"By Jove! I believe it must have been old Bullocky himself."

"It was. Do you know him?"

"Know him? No one was ever yet on Bendigo without knowing old Bullocky; he's cock of the walk in Ironbark Gully, finds gold every time, by a sort of second sight, as some of these chaps find water. Why, the first time I ever saw him he was sitting picking nuggets out of a lump of earth like plums from a pudding!"

And Moseley beguiled a mile or more with tales of the great gorilla; he had, indeed, a very passable gift of anecdote, and an easy, idle, fanciful wit which made up in rarer qualities what it lacked in brilliance and virility. He had not a foul or an unkind word in his vocabulary; and Denis had been too long at sea to undervalue either merit.

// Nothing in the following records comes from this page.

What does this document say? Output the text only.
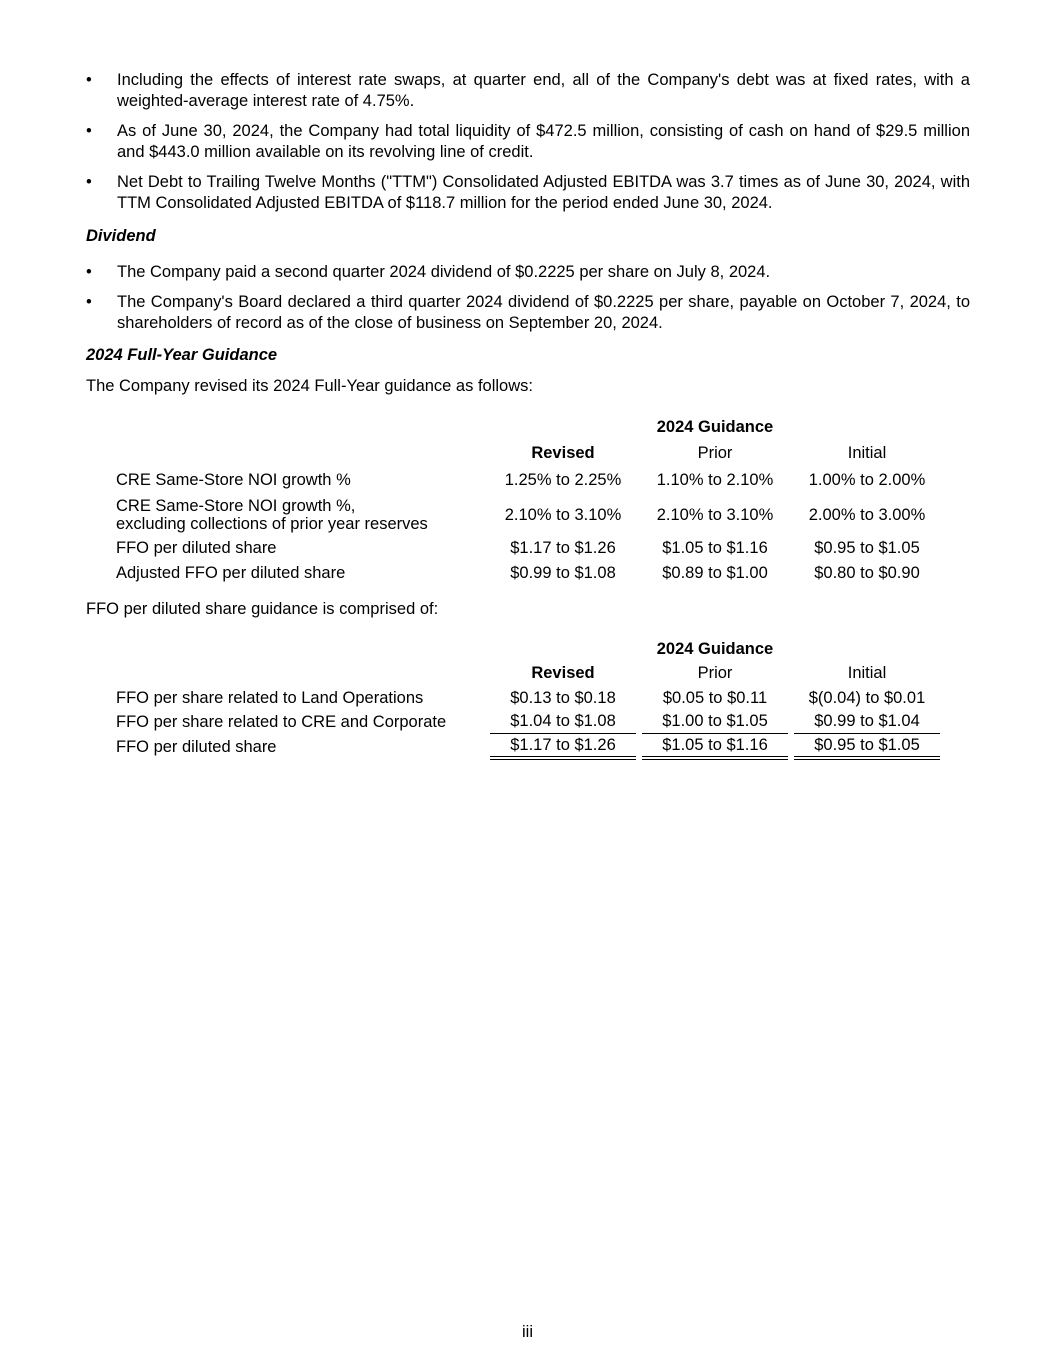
•	Including the effects of interest rate swaps, at quarter end, all of the Company's debt was at fixed rates, with a weighted-average interest rate of 4.75%.
•	As of June 30, 2024, the Company had total liquidity of $472.5 million, consisting of cash on hand of $29.5 million and $443.0 million available on its revolving line of credit.
•	Net Debt to Trailing Twelve Months ("TTM") Consolidated Adjusted EBITDA was 3.7 times as of June 30, 2024, with TTM Consolidated Adjusted EBITDA of $118.7 million for the period ended June 30, 2024.
Dividend
•	The Company paid a second quarter 2024 dividend of $0.2225 per share on July 8, 2024.
•	The Company's Board declared a third quarter 2024 dividend of $0.2225 per share, payable on October 7, 2024, to shareholders of record as of the close of business on September 20, 2024.
2024 Full-Year Guidance
The Company revised its 2024 Full-Year guidance as follows:
	2024 Guidance				
	Revised		Prior		Initial
CRE Same-Store NOI growth %	1.25% to 2.25%		1.10% to 2.10%		1.00% to 2.00%

CRE Same-Store NOI growth %,
excluding collections of prior year reserves	2.10% to 3.10%		2.10% to 3.10%		2.00% to 3.00%
FFO per diluted share	$1.17 to $1.26		$1.05 to $1.16		$0.95 to $1.05
Adjusted FFO per diluted share	$0.99 to $1.08		$0.89 to $1.00		$0.80 to $0.90
FFO per diluted share guidance is comprised of:
	2024 Guidance				
	Revised		Prior		Initial
FFO per share related to Land Operations	$0.13 to $0.18		$0.05 to $0.11		$(0.04) to $0.01
FFO per share related to CRE and Corporate	$1.04 to $1.08		$1.00 to $1.05		$0.99 to $1.04
FFO per diluted share	$1.17 to $1.26		$1.05 to $1.16		$0.95 to $1.05
iii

Moseley was not only a gentleman, but a man of refinement and no little charm, whose companionship might well be prized by such another at that wild end of the earth. And yet Denis forgot to listen as one entertaining tale led light-heartedly to another, for it was only the humours of the life that Moseley seemed to have absorbed.

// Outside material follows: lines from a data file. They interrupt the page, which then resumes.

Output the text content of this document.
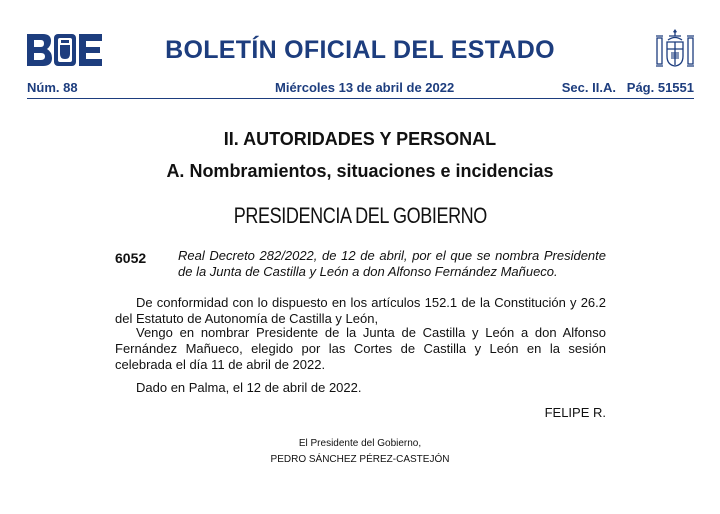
BOLETÍN OFICIAL DEL ESTADO
Núm. 88	Miércoles 13 de abril de 2022	Sec. II.A.   Pág. 51551
II. AUTORIDADES Y PERSONAL
A. Nombramientos, situaciones e incidencias
PRESIDENCIA DEL GOBIERNO
6052 Real Decreto 282/2022, de 12 de abril, por el que se nombra Presidente de la Junta de Castilla y León a don Alfonso Fernández Mañueco.

De conformidad con lo dispuesto en los artículos 152.1 de la Constitución y 26.2 del Estatuto de Autonomía de Castilla y León,

Vengo en nombrar Presidente de la Junta de Castilla y León a don Alfonso Fernández Mañueco, elegido por las Cortes de Castilla y León en la sesión celebrada el día 11 de abril de 2022.

Dado en Palma, el 12 de abril de 2022.

FELIPE R.
El Presidente del Gobierno,
PEDRO SÁNCHEZ PÉREZ-CASTEJÓN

"But I might as well save my breath," said Moseley, with more truth than he supposed. "It's bound to be the same on Ballarat, only more of it; the one thing I can promise you is plenty of compensation if the fetish doesn't do his duty."

Denis smiled without replying. "I suppose you don't know what sort of soil it is at Ballarat?" he asked at length.

"At Ballarat?" cried Moseley, greatly amused. "Why, my dear fellow, I couldn't tell you what sort it was at Bendigo!"

"But you were digging there five months."

"Digging, exactly; not studying the soil."

"They seemed to you to find it anywhere, did they?"